Maybe I’m the last of the romantics. But I believe that love really makes the world go ’round. Perhaps or for certain, most of the world’s problems are set off by lack of love, either toward somebody or within, toward oneself. The intrinsic connection
between emotional pain and illness have been researched by leading mind-body researchers and physicians such as Dr. Ornish who in his book, Love and Survival, says, “I am not aware of any other factor in medicine that has a greater impact on our survival than the healing power of love and intimacy. It is not diet, not smoking, not exercises, not stress, not genetics, not drugs, not surgery.” In a study of heart-disease patients who were unmarried or had no significant confidant in their lives, there was a 300 percent increase in mortality compared to those who had a spouse or close friend to turn to for support. That, however, doesn’t indicate that if you are single and a loner you’ll have a heart disease, nor does it suggest that if you are married, your heart is out of harm's way. It does confirm the power of intimate relationships and love between people, whether those people are spouses, partners, friends, family, or confidantes. It also doesn’t imply that you can eat whatever you desire and disregard exercising. Love has the strongest curative properties when it counts healthy eating and fitness as its allies.

Love can be the most powerful force in the universe. It is a fundamentally relevant element of human life that is as ambiguous as there number of people, men and women, who tread its road. But it wouldn’t be too much, I suppose, if I say it is everything. Whether it is between two people or about learning to love oneself, love has the power to transform ugliness into the purest essence of beauty. It also has the power to recharge, revitalize, and transform people into better versions of themselves. Now, here are 5 tips to foster that curative love:
  • Learn to love yourself and reach out to others. This may take time and practice. Be creative and recognize what you really need. Protecting your heart from pain only serves to build walls around it and makes it more vulnerable to heart disease. Reach out to others.

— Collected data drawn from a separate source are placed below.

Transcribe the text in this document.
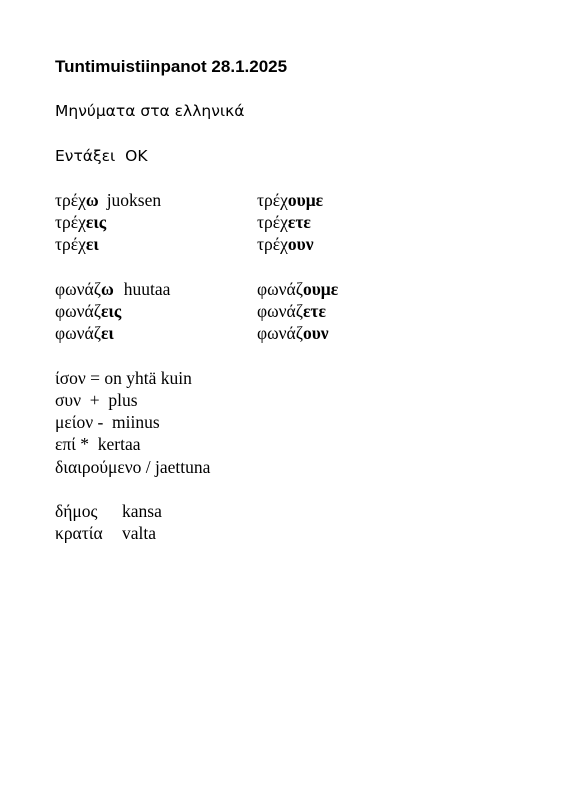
Tuntimuistiinpanot 28.1.2025
Μηνύματα στα ελληνικά
Εντάξει  OK
τρέχω juoksen	τρέχουμε
τρέχεις	τρέχετε
τρέχει	τρέχουν
φωνάζω huutaa	φωνάζουμε
φωνάζεις	φωνάζετε
φωνάζει	φωνάζουν
ίσον = on yhtä kuin
συν  +  plus
μείον -  miinus
επί *  kertaa
διαιρούμενο / jaettuna
δήμος kansa
κρατία valta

  • Forgive yourself and forgive others. This is certainly easier said than done. It takes practice of knowing your limitations and a lot of soul-searching. Holding onto grudges only serves to hurt you. Write out your grievances and destroy the paper. Alternatively, paint, sculpt, or draw to express your feelings so you can be free from them.

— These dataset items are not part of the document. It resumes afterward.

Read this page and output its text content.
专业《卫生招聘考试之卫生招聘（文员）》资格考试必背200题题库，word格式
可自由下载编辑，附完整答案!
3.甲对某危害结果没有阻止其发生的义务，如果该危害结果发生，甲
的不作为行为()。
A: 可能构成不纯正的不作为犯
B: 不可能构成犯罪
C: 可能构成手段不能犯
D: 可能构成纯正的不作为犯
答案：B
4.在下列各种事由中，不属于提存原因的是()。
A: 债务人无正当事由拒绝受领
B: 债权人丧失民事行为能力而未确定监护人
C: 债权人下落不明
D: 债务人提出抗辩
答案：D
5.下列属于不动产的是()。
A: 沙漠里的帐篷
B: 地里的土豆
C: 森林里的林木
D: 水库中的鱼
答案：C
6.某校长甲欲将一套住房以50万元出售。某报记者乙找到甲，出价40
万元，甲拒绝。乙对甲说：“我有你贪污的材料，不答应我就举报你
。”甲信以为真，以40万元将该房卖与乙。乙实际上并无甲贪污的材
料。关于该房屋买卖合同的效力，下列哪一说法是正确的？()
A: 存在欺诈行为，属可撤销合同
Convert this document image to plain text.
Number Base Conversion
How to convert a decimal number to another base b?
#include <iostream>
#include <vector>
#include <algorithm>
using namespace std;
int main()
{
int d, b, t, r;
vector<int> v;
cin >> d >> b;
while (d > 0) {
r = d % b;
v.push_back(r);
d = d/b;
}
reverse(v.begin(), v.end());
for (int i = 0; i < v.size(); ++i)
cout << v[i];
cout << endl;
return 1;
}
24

  • Nurture a spiritual practice and nurture your relationships. Recognizing yourself as a spiritual being with a human existence can help you to feel more connected to the world and other people. It can also help you establish greater meaning in your life. Don’t be afraid to do something nice to the ones you care for. Call someone just to say “I love you,” take some homemade soup to someone who hasn’t been feeling well, invite a neighbor over for an herbal tea, give an unexpected card…the list of possibilities is endless.

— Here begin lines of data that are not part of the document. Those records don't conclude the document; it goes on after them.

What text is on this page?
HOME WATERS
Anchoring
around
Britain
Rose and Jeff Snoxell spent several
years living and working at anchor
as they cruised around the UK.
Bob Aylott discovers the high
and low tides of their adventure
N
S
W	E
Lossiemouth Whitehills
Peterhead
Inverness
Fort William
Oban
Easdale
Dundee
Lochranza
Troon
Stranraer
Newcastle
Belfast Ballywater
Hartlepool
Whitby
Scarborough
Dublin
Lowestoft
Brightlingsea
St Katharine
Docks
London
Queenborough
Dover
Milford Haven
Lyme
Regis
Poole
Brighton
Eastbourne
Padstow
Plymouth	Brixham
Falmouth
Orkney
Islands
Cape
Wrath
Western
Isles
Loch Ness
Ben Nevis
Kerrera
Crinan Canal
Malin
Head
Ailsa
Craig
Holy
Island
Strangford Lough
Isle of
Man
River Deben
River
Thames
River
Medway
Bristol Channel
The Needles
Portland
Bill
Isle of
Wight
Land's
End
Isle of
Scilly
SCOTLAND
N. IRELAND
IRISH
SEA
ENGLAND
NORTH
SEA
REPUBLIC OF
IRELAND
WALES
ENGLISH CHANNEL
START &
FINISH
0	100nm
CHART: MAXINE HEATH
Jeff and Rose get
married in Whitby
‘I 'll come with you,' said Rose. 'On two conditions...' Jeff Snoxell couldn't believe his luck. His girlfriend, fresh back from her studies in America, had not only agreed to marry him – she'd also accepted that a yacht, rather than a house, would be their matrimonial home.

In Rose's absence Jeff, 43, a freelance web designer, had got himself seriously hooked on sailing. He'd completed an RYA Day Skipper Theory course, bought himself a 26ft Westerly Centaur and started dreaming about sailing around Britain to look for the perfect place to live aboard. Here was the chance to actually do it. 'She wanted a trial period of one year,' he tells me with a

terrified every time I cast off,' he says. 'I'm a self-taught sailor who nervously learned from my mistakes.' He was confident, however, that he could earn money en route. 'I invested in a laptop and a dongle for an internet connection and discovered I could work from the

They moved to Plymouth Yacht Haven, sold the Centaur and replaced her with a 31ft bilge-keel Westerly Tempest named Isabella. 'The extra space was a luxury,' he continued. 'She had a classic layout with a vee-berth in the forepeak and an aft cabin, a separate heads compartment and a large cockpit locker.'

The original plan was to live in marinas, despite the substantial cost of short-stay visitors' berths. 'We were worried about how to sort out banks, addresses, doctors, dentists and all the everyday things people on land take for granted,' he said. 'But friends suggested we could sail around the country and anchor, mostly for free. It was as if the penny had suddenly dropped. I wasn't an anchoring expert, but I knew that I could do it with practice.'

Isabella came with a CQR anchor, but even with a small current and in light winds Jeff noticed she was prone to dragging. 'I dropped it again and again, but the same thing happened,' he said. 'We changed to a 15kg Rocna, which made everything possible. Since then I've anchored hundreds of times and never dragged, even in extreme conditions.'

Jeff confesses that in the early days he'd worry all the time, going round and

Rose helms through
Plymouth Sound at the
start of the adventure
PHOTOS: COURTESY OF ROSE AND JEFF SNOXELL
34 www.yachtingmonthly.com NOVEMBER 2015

  • Find things to appreciate in your life and stop to smell the roses. You may write daily in your “gratitude journal” about all the things you were grateful for. Share to others that day’s entry about being grateful for meeting someone. As you approach your own life with a positive attitude, you also put a smile on someone’s face too. Do not hurry, slow down. In this fast-paced world where tome is gold, this usually requires effort but this can be done. If you make your work the first priority…it will manifest in your health. Flip things around, put your health up top and make time to enjoy the simple things in life like flowers, friendships, beautiful music, or a bubble bath.
  • Love your body by treating it well and let people know how you feel about them. Unhealthy habits and attitudes demonstrate a lack of love for oneself. If you love your body feed it nourishing food. Exercise and practice meditation or deep breathing. If you don’t love your body or aren’t sure if you do, turn to other people. Sure, your husband, wife, child, parents or friends may know you care for them and yourself, but I’m sure hearing about it would do wonders. Muster some courage and express your loving thoughts and feelings. It gets easier with time.